The main narrative in real estate over the last year has been ever dwindling inventory and ever increasing prices. This has certainly been the case, and the market continues to be very hot. But the most recent data shows that things are starting to cool down.
From April, 2020 to April, 2021 housing inventory decrease every month, for 12 months straight. Overall, inventory dropped 53%. But the data from May and June show that this trend has reversed. According to Realtor.com, listings rose by 3% in May and then a further 9% in June. With the uptick of homes for sale, the frenzied bidding wars and skyrocketing prices of last year will start to cool down.

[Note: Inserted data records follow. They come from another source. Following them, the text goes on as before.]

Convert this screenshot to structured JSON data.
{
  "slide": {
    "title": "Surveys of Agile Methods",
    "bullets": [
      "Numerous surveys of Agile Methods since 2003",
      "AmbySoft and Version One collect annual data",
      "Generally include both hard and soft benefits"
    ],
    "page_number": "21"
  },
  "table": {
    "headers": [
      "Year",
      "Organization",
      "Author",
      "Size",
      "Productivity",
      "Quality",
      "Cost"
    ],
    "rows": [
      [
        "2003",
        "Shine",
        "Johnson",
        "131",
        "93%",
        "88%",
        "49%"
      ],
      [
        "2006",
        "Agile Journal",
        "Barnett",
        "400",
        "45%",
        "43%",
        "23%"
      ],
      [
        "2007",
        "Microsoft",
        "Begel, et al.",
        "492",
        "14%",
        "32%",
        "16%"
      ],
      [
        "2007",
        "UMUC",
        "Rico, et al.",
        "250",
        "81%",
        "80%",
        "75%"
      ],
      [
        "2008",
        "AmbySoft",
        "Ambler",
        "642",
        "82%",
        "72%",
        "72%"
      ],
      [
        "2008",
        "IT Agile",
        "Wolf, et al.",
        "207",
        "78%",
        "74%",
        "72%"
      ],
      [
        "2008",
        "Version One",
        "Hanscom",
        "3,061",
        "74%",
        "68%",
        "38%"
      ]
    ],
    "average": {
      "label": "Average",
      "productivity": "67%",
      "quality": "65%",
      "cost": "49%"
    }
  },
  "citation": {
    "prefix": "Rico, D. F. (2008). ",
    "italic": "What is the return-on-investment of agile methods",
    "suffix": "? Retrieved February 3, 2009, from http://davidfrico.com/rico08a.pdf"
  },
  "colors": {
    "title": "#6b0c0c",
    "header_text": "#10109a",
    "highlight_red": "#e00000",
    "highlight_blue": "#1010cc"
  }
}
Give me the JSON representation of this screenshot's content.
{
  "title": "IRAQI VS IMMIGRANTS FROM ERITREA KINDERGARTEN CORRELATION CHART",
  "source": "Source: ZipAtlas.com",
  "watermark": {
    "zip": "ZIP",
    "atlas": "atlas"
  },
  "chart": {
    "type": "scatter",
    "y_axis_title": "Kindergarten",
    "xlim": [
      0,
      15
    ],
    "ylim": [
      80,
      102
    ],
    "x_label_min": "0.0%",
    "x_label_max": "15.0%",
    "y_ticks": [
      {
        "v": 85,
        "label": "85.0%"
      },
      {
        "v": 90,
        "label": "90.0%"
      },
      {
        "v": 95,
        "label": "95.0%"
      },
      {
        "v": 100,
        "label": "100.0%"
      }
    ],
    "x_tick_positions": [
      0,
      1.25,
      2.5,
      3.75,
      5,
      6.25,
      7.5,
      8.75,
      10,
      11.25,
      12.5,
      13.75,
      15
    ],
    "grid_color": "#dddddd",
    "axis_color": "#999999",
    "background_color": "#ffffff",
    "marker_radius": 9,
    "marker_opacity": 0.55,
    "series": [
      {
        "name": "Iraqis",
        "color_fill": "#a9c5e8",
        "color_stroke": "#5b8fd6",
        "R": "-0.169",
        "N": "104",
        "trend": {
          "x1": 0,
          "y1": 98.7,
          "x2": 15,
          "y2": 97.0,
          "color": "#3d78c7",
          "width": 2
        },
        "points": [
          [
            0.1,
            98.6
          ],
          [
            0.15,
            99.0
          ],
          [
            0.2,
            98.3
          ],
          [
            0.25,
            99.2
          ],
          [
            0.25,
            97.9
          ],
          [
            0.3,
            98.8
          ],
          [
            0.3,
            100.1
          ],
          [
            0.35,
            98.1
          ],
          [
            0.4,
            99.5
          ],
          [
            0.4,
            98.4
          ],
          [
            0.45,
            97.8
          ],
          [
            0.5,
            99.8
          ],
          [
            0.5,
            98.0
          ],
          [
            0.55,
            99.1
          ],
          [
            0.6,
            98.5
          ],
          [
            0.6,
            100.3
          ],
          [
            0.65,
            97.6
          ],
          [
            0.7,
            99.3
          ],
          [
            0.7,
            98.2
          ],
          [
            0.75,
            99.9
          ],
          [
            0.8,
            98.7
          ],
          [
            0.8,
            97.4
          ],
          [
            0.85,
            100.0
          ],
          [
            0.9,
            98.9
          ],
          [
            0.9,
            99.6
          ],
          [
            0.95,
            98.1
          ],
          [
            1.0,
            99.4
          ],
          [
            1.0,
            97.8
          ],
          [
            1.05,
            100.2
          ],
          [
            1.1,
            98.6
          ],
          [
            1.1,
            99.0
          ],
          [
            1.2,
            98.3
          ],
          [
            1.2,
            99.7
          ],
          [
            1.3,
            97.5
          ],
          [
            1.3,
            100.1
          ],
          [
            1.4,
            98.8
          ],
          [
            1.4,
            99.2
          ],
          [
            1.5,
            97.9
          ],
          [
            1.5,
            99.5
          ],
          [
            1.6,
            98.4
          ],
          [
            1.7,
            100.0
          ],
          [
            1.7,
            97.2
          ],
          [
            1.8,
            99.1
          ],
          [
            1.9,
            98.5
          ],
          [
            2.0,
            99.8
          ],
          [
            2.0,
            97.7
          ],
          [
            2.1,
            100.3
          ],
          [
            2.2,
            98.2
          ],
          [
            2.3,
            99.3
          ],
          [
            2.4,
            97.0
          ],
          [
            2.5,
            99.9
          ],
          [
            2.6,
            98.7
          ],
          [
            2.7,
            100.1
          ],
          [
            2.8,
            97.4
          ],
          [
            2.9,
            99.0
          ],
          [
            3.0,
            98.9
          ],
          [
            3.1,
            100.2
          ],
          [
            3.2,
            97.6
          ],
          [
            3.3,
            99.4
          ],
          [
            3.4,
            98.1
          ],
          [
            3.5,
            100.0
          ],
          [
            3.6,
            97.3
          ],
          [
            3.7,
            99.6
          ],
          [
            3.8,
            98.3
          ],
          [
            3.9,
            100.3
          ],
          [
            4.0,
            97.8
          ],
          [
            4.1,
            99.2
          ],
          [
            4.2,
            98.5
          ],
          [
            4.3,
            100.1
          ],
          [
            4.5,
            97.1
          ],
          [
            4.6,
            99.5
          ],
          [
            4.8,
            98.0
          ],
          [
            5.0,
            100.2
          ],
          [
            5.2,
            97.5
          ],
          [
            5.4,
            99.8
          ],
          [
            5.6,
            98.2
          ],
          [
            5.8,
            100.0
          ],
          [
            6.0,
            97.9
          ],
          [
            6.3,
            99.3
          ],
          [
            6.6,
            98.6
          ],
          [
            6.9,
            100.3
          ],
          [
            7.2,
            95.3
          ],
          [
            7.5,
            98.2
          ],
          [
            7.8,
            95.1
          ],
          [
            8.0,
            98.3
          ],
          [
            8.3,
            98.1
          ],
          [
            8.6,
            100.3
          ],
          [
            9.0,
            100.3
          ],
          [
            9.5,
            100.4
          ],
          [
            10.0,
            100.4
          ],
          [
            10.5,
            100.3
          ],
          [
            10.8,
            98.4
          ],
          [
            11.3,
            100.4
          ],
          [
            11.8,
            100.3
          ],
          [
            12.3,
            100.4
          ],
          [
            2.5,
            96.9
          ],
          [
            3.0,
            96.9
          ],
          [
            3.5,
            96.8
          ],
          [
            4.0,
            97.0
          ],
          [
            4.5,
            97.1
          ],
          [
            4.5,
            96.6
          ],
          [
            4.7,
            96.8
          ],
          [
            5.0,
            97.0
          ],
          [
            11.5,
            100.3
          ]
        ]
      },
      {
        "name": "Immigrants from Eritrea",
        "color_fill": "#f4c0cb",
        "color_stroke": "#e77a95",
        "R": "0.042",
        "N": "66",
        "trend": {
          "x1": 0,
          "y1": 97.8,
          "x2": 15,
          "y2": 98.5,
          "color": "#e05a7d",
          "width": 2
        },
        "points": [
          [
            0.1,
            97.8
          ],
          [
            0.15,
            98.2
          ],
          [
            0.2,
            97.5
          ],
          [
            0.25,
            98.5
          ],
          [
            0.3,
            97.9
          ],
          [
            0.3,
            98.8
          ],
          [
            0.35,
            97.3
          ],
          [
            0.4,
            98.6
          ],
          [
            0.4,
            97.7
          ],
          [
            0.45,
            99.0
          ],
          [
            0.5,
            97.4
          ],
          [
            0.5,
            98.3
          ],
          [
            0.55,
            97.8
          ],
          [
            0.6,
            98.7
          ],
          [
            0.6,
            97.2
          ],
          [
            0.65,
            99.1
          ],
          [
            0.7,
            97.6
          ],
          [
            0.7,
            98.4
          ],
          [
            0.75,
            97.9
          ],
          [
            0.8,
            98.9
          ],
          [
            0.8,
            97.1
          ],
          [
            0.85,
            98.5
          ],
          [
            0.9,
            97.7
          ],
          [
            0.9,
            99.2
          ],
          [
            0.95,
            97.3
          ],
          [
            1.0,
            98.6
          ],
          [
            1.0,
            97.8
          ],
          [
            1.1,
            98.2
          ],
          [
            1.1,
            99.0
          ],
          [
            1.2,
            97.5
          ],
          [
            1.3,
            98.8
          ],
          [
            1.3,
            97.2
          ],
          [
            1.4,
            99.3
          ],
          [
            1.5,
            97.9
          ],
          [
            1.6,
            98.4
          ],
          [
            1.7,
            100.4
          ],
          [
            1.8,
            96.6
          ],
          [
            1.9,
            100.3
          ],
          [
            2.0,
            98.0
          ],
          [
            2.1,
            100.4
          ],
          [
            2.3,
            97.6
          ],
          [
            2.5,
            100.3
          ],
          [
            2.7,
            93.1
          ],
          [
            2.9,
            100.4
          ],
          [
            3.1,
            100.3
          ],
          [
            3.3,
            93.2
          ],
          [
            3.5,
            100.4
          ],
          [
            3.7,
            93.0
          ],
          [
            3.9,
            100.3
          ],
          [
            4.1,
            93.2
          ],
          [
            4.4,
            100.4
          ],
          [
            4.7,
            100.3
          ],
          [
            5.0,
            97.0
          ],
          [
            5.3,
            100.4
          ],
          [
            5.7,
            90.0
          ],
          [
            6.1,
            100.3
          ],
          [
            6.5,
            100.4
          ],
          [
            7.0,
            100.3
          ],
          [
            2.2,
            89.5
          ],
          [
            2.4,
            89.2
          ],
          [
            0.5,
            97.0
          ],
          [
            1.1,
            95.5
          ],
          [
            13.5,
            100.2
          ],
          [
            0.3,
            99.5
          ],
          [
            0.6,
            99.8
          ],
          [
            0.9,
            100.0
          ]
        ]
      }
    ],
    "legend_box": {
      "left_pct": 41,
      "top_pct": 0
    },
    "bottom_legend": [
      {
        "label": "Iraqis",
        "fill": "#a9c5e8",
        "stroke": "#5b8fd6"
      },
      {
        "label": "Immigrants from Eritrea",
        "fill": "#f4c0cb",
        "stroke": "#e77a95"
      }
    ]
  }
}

What’s behind the change? Of course, the price of homes cannot go up to infinity. At a certain point, the typical home becomes too expensive for too many would be buyers, and the market has to adjust.
One factor driving the change is certainly the looming end of much COVID-related government relief. The federal foreclosure moratorium ended on July 31, while the mortgage forbearance program is set to end on September 30. Currently, 1.75 million mortgages are in forbearance under that program. As these end, more homes may come back on the market driving up inventory.
This is still 2021, so things are not entirely back to normal. Interest rates are likely to remain ultra-low well into 2022, if not 2023. The historically affordable mortgages have fueled a great deal of the activity among regular homebuyers and real estate investors. There’s also the unavoidable aspect of demographics. The Millennial age cohort is in its prime first-time home-buying years. So while the market is certainly not back to its pre-2020 status quo, the dramatic price increases and bidding wars are slowly calming down.